Je rendrai amères et pitoyables leurs noces, amers leurs liens et mon exil
de leur sol.
Mais allons-y! N'épargne rien de ce que tu sais, Médée, car c'est toi qui
décides et qui exécutes. Va vers ta redoutable entreprise. C'est
maintenant le moment où jamais de te montrer vaillante.
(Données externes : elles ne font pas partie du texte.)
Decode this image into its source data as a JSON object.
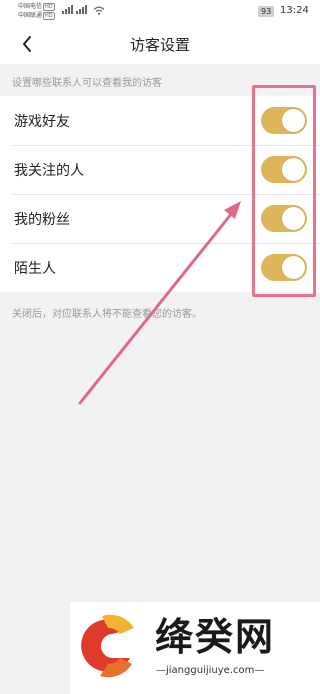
{
  "status_bar": {
    "carrier1": "中国电信",
    "carrier2": "中国联通",
    "hd_badge": "HD",
    "battery": "93",
    "time": "13:24"
  },
  "header": {
    "title": "访客设置",
    "back_icon": "chevron-left-icon"
  },
  "settings": {
    "section_hint": "设置哪些联系人可以查看我的访客",
    "items": [
      {
        "label": "游戏好友",
        "enabled": true
      },
      {
        "label": "我关注的人",
        "enabled": true
      },
      {
        "label": "我的粉丝",
        "enabled": true
      },
      {
        "label": "陌生人",
        "enabled": true
      }
    ],
    "footer_hint": "关闭后，对应联系人将不能查看您的访客。"
  },
  "annotation": {
    "highlight_color": "#e8738c",
    "arrow_color": "#e06a84"
  },
  "watermark": {
    "name": "绛癸网",
    "url": "—jiangguijiuye.com—"
  },
  "colors": {
    "toggle_on": "#ddb55a",
    "background": "#f2f2f2"
  }
}
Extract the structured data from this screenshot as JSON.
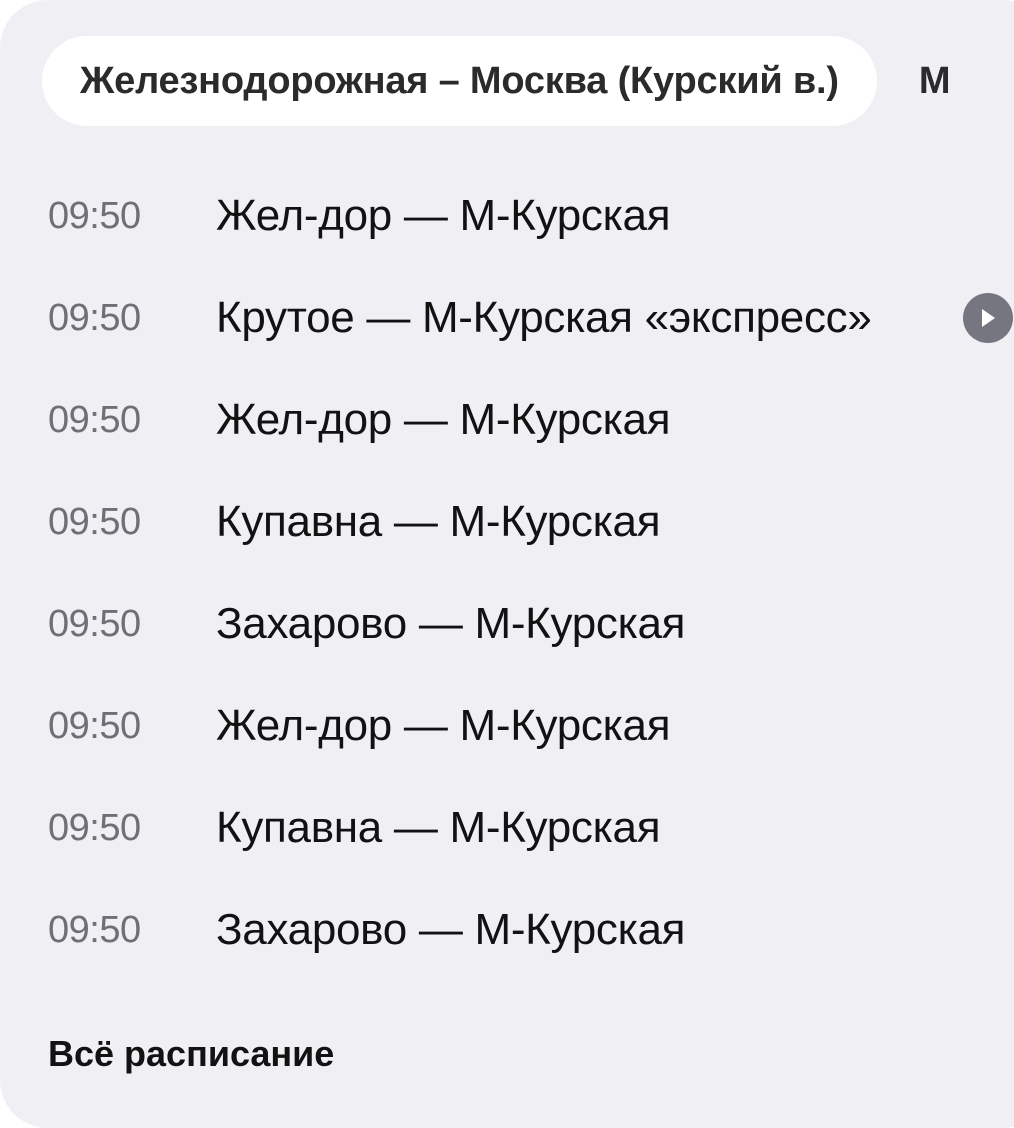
{
  "tabs": {
    "active_label": "Железнодорожная – Москва (Курский в.)",
    "next_label": "М"
  },
  "schedule": {
    "rows": [
      {
        "time": "09:50",
        "route": "Жел-дор — М-Курская"
      },
      {
        "time": "09:50",
        "route": "Крутое — М-Курская «экспресс»",
        "badge_icon": "play-icon"
      },
      {
        "time": "09:50",
        "route": "Жел-дор — М-Курская"
      },
      {
        "time": "09:50",
        "route": "Купавна — М-Курская"
      },
      {
        "time": "09:50",
        "route": "Захарово — М-Курская"
      },
      {
        "time": "09:50",
        "route": "Жел-дор — М-Курская"
      },
      {
        "time": "09:50",
        "route": "Купавна — М-Курская"
      },
      {
        "time": "09:50",
        "route": "Захарово — М-Курская"
      }
    ]
  },
  "footer": {
    "all_schedule_label": "Всё расписание"
  },
  "colors": {
    "card_background": "#f0f0f4",
    "time_text": "#6f6f75",
    "primary_text": "#121212",
    "play_badge": "#757680"
  }
}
Tu vois ce que
tu es en train de subir. (404-406) Pas question que tu te rendes ridicule à
cause des noces des lignées de Sisyphe et de Jason, toi qui est née d'un
noble père et du Soleil.
Tu as le savoir. (407) De plus, nous les femmes, nous sommes tout à fait
incapables d'agir avec noblesse, mais très expertes à créer tous les maux.